A week ago my sister-in-law asked if our boys ever considered cooking and eating the snails in our garden because my 5-year-old niece thought it seemed like a good idea. Since the only snails we have around here are about the size of your pinky-finger’s fingernail, that idea was never on the table (thank goodness), but when I saw the size of the ones they had, I can see why the garlic and butter option came to mind.
Identifying slug and snail problems
Living in this very arid climate, we don’t have a lot of issues with slugs or snails, but a lot of parts of the country do. Although they are not known for rapid movement, their slow deliberate method can make a mess of tender young plants in short order.
You can tell you have slug/snail issues if you see irregularly shaped holes in your young plants, if brand new seedlings are gone overnight, or if seeds don’t germinate at all. They especially like spinach and other greens in the spring, along with those newly planted seedlings. Strawberries are another favorite, which is so disappointing. since they are such a delicious early summer treat that only lasts a brief period of time.
Dealing with slugs and snails
If you live in the perfect climate for snails and slugs, plant your garden in the open with plenty of sunshine since your best bet is to create less-than-ideal conditions for them to visit.
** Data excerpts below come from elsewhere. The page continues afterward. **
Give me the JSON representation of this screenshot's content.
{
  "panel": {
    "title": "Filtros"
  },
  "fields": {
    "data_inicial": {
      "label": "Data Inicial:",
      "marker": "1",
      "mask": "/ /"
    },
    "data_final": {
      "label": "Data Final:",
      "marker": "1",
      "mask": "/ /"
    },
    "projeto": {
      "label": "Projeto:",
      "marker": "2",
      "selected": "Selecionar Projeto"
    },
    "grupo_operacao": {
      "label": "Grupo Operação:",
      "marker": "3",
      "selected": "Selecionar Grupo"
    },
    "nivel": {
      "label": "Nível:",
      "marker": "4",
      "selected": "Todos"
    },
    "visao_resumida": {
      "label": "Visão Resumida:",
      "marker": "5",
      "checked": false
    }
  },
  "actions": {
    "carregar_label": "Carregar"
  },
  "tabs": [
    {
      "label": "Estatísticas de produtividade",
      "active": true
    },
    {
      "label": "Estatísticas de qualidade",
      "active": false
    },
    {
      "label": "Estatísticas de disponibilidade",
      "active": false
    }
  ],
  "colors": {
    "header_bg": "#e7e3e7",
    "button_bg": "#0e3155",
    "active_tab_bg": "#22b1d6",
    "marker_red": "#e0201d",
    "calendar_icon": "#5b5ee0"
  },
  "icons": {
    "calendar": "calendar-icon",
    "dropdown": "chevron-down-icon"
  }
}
Although, I’m the ‘mulch everything’ queen, when you have to deal with these tiny mollusks, having mulch in and around your garden just gives them places to hide. It will have to be your call on whether keeping down weeds or holding in moisture is worth creating good places for snails and slugs to hang out.
You’ll probably never totally get rid of snails or slugs in the garden. Some people set out baited traps that encourage the slugs to crawl inside, but they can’t crawl out. Like catching earwigs, you’ll undoubtedly catch them, but it might not make a dent in the overall population, yet it could be enough to keep them off of certain plants.
Other folks put out bait, such as the less-toxic iron phosphate that is not supposed to be harmful for earthworms and other garden insects (or pets). You have to put out bait in the spring and in the fall, since snails and slugs need to feed heavily before the cold weather arrives. Once again, it won’t eliminate them from your garden, but you can minimize the damage.
Since slugs and snails really aren’t that durable, to protect specific rows or beds, crushed egg shells work to create a physical barrier. The sharp edges hurt their tender bodies. My go-to favorite, diatomaceous earth, also works to create an edge for the slugs or snails. You will have to reapply diatomaceous earth on a regular basis (after every rain or watering, or at least every 4-5 days) to maintain its effectiveness while the egg shells might last longer.
An odd characteristic of slugs and snails is their bodies react with copper giving it a type of shock, which is why some people set out strips of copper, or even copper wire set an inch or two above the ground, to keep them out. The nice thing about this exclusion system is you don’t have to worry about reapplying anything once it’s in place.
I’m sorry if you have to deal with these stealth critters in the garden. They can be slimy and gross, but thankfully, there are effective measures to keep them out of your plants.